Dear You, April Birthday—Kesha with Diane Warren and Jonathan Wells

Dear Me,” you begin, writing a love letter to your younger self.  Smiling Diane Warren plays the piano as Kesha sings Warren’s song.  Dancers spin with timeless assurance that “there’ll be a better day.”  Seal your message to young you with a promise: “Dear me, it’s gonna be alright, alright / Trust me, all the pain is gonna fade.” 

Poet Jonathan Wells checks today’s date.  Despite a chill, this “April Morning” announces springtime.  Could you have imagined that you would live the very life that you dreamed?  You?

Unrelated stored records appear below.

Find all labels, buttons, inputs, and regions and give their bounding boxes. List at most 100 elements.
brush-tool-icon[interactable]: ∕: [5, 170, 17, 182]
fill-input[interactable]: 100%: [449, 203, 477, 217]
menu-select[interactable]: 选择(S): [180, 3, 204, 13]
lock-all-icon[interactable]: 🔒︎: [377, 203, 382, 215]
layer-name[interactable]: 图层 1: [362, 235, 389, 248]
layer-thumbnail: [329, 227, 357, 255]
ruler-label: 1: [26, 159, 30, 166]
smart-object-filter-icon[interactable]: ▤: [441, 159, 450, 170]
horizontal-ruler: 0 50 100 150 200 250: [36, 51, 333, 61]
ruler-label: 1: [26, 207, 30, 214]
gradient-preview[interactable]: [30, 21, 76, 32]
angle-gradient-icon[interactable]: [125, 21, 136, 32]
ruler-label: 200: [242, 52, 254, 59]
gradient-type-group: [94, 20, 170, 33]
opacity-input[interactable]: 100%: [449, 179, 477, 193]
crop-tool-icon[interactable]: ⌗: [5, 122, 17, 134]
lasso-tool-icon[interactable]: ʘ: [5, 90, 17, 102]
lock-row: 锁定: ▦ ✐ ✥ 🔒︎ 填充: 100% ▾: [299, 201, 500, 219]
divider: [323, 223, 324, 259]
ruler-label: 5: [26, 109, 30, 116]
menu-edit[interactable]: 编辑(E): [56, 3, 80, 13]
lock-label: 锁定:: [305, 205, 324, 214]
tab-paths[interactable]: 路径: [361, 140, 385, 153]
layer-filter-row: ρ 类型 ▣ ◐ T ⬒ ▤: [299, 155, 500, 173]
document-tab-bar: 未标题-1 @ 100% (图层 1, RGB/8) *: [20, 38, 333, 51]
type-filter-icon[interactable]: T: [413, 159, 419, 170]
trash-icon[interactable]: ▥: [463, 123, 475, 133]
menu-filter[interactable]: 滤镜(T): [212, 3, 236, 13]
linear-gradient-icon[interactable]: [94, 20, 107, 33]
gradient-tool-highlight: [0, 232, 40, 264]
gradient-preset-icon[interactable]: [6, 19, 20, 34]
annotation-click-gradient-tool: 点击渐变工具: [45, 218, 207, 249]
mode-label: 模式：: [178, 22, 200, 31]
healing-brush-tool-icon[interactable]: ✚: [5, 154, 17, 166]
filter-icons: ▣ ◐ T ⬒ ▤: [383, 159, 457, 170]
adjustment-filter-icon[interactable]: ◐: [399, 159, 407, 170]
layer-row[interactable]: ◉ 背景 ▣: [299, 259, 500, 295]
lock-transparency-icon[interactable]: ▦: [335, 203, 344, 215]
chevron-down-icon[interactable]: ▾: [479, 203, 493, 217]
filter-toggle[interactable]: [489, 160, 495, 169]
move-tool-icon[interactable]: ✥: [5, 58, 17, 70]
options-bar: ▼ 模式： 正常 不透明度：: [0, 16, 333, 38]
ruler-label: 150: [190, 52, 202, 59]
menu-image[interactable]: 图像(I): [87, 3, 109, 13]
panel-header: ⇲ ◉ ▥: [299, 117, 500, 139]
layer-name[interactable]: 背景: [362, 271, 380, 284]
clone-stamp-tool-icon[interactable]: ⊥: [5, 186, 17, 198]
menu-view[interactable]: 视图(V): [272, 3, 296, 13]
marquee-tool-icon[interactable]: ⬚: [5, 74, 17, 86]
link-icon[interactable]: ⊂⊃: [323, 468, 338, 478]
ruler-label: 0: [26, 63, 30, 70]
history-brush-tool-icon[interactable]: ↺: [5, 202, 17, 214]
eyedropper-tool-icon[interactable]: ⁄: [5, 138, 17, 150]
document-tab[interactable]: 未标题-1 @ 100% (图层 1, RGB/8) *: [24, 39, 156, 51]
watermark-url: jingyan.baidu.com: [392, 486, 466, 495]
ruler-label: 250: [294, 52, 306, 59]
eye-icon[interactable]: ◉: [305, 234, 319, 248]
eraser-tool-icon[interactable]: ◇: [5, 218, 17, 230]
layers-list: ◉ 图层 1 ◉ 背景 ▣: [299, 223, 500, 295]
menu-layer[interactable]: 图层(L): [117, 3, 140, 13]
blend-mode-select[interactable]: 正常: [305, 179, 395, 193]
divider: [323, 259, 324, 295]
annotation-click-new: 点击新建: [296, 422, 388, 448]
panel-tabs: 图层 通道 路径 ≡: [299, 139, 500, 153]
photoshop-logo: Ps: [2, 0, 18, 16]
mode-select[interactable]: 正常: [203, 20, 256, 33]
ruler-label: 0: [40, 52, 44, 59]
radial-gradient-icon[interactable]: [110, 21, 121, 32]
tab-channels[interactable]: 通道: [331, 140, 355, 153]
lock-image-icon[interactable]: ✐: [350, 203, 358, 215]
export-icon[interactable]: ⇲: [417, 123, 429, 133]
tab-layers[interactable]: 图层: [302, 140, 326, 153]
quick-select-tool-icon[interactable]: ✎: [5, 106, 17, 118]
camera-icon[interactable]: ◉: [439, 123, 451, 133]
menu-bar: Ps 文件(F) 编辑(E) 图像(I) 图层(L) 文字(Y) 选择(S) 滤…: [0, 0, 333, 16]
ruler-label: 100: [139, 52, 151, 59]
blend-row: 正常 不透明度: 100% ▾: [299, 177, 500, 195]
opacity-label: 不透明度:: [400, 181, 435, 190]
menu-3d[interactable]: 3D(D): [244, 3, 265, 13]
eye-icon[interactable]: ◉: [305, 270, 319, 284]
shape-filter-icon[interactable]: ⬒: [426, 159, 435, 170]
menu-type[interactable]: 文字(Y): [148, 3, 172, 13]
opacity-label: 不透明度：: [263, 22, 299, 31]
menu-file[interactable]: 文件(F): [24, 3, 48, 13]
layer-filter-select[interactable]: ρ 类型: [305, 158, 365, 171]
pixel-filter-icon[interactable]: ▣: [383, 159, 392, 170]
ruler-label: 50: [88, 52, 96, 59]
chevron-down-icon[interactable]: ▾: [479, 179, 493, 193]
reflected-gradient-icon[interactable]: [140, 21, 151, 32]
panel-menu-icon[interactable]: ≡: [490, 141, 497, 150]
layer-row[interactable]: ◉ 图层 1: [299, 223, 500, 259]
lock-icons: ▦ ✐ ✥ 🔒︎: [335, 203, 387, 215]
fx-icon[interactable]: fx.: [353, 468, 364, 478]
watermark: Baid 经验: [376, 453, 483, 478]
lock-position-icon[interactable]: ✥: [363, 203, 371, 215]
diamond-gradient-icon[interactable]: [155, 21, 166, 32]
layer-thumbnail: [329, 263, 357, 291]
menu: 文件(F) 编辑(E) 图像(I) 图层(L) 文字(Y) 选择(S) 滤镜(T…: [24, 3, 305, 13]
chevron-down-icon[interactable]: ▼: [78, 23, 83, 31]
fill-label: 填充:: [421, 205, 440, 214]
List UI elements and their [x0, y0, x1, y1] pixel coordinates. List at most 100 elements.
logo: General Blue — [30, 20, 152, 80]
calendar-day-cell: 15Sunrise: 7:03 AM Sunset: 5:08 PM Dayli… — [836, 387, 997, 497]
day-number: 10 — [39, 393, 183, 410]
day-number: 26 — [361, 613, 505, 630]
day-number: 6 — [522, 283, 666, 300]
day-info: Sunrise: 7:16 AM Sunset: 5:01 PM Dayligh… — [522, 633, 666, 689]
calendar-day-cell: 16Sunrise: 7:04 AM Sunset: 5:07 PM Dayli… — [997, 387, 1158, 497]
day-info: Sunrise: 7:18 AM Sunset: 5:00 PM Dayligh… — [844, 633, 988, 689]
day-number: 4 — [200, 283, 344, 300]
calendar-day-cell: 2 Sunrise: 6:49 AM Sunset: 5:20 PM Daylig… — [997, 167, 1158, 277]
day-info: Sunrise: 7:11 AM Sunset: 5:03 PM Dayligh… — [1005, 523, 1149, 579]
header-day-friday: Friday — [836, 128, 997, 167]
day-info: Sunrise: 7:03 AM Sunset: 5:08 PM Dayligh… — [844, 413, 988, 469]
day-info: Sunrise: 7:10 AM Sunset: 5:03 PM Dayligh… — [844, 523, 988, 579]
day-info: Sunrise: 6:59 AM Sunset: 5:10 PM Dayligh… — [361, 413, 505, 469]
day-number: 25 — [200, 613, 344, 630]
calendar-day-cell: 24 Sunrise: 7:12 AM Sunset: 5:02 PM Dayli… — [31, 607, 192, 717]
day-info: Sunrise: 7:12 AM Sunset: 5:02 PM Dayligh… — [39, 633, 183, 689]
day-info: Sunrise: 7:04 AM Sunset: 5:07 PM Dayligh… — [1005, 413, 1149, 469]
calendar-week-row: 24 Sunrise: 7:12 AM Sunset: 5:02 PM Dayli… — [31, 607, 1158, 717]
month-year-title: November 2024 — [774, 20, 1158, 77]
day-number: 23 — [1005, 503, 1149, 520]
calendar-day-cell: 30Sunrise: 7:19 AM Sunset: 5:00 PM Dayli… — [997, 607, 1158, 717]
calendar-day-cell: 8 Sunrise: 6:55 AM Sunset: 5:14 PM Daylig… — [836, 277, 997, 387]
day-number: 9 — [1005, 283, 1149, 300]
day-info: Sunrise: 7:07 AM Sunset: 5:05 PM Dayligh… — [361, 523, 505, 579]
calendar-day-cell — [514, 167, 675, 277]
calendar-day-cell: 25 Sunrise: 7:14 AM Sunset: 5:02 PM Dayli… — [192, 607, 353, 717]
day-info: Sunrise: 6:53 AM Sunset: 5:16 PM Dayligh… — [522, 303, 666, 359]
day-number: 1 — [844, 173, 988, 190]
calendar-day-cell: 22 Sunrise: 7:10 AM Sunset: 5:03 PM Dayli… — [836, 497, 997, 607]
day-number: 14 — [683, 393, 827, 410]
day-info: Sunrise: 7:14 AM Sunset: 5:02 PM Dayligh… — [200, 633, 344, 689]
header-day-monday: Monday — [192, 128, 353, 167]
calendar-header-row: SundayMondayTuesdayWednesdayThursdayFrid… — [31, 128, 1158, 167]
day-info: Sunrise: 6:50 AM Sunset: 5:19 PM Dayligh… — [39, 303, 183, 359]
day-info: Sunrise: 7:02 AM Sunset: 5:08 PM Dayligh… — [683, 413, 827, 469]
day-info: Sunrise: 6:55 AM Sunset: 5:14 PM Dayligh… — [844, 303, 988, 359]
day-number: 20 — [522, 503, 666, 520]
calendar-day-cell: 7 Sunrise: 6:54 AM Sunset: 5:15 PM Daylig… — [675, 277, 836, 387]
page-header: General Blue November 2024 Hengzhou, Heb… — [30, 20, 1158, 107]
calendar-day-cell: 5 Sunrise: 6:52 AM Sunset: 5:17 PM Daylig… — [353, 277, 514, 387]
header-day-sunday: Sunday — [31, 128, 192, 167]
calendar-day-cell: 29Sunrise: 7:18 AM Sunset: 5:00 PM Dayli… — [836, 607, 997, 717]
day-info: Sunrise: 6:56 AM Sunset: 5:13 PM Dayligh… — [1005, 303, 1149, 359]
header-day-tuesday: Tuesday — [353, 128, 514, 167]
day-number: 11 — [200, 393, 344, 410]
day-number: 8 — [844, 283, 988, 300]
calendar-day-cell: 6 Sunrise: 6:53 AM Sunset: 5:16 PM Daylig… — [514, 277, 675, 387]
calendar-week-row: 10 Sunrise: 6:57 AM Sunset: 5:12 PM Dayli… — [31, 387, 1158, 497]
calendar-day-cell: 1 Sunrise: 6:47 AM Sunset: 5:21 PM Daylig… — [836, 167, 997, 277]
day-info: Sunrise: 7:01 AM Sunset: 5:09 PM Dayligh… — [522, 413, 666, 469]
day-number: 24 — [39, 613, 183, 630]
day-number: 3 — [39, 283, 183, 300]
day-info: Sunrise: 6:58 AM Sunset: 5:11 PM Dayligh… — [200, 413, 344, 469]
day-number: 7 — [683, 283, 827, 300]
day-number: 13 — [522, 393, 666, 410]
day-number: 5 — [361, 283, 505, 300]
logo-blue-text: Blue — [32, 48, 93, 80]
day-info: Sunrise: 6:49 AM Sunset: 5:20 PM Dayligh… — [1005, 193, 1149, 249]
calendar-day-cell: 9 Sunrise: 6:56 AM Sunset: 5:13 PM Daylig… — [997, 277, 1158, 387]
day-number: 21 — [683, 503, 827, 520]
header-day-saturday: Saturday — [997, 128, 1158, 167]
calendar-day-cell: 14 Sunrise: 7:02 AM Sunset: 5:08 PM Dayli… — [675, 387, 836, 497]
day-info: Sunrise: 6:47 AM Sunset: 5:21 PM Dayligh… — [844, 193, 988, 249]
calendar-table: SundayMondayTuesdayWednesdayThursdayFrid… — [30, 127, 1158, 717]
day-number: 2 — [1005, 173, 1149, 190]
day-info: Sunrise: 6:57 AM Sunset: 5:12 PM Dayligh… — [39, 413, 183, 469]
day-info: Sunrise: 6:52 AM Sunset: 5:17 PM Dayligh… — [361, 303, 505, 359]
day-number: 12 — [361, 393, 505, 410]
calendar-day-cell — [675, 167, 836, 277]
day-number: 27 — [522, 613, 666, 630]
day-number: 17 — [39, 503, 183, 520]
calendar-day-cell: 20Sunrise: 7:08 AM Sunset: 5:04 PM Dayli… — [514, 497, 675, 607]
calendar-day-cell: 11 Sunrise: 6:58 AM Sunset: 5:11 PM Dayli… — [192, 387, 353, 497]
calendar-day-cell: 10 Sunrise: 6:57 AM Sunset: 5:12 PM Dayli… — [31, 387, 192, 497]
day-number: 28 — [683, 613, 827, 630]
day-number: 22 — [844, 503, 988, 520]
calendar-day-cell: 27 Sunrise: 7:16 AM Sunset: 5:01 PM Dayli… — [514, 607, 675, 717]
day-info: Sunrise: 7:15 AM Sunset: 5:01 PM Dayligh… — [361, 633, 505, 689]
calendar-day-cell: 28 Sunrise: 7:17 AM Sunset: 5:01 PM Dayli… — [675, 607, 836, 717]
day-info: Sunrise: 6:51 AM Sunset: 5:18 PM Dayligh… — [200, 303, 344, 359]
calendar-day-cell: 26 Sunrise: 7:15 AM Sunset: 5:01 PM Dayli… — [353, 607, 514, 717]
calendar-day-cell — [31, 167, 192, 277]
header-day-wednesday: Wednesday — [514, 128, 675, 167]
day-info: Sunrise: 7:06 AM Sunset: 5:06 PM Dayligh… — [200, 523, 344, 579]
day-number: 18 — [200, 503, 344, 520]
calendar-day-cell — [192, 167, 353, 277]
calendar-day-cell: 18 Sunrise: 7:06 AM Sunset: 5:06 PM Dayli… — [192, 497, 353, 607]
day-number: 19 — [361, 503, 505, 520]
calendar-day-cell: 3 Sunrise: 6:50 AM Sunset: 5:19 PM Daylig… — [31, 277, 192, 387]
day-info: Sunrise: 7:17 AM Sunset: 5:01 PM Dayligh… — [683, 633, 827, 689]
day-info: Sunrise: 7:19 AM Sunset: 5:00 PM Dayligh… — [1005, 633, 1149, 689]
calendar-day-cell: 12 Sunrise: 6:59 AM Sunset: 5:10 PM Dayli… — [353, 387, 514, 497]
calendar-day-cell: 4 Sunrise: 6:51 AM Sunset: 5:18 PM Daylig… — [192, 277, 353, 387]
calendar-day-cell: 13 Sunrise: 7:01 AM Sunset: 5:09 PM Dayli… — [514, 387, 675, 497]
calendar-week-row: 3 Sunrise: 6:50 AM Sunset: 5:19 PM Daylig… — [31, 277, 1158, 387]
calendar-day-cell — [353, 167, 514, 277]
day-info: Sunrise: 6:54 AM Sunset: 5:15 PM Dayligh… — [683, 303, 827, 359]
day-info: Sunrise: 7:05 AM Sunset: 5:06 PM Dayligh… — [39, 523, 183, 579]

Crack open the rainswept window.  Your room, indeed, the whole world overflows with “what loves you and this is the day / that you were born.”  Yes, you.       

                                               

Harrison Ford earns

Lifetime Achievement Award

best performance yet 

 

Art for the Heart—“Sinners” and Olivia Dean sing, Mary Oliver laughs

“I grew up in a blues house,” recalls singer and multi-instrumentalist Raphael Saadiq, a boy soaked to the bone in Black gospel and Delta blues.  You’ll be weaving with songwriter Saadiq as he opens this performance of “I Lied to You.”  Star of the movie “Sinners” Miles Caton then takes the lead, the strumming vocalist complemented by film score composer Ludwig Göransson on guitar.  “Somebody take me in your arms tonight.”  Don’t you (dare) stop humming.  “Mm-hm-mm / Oh-oh-oh, mm-hm-mm (hey!).”

Hear ye, Olivia Dean strikes up the band.  “Hugging and squeezing, and kissing and pleasing / Together forever throughever whatever.”  Horns and drums—clapping and dancing.  “This Will Be (An Everlasting Love).”  Party hats and backup singers—twenty and twenty-six.     

Grass nourishes lambs.  Gravity secures rocks.  Love locks fingers.  “Mysteries, Yes,” poet Mary Oliver delights.  “Let me keep company always with those who say / ‘Look!’ and laugh in astonishment.”  Hello, old friends!  Welcome home, stunner tulip magnolia blossoms, you mysterious yesses.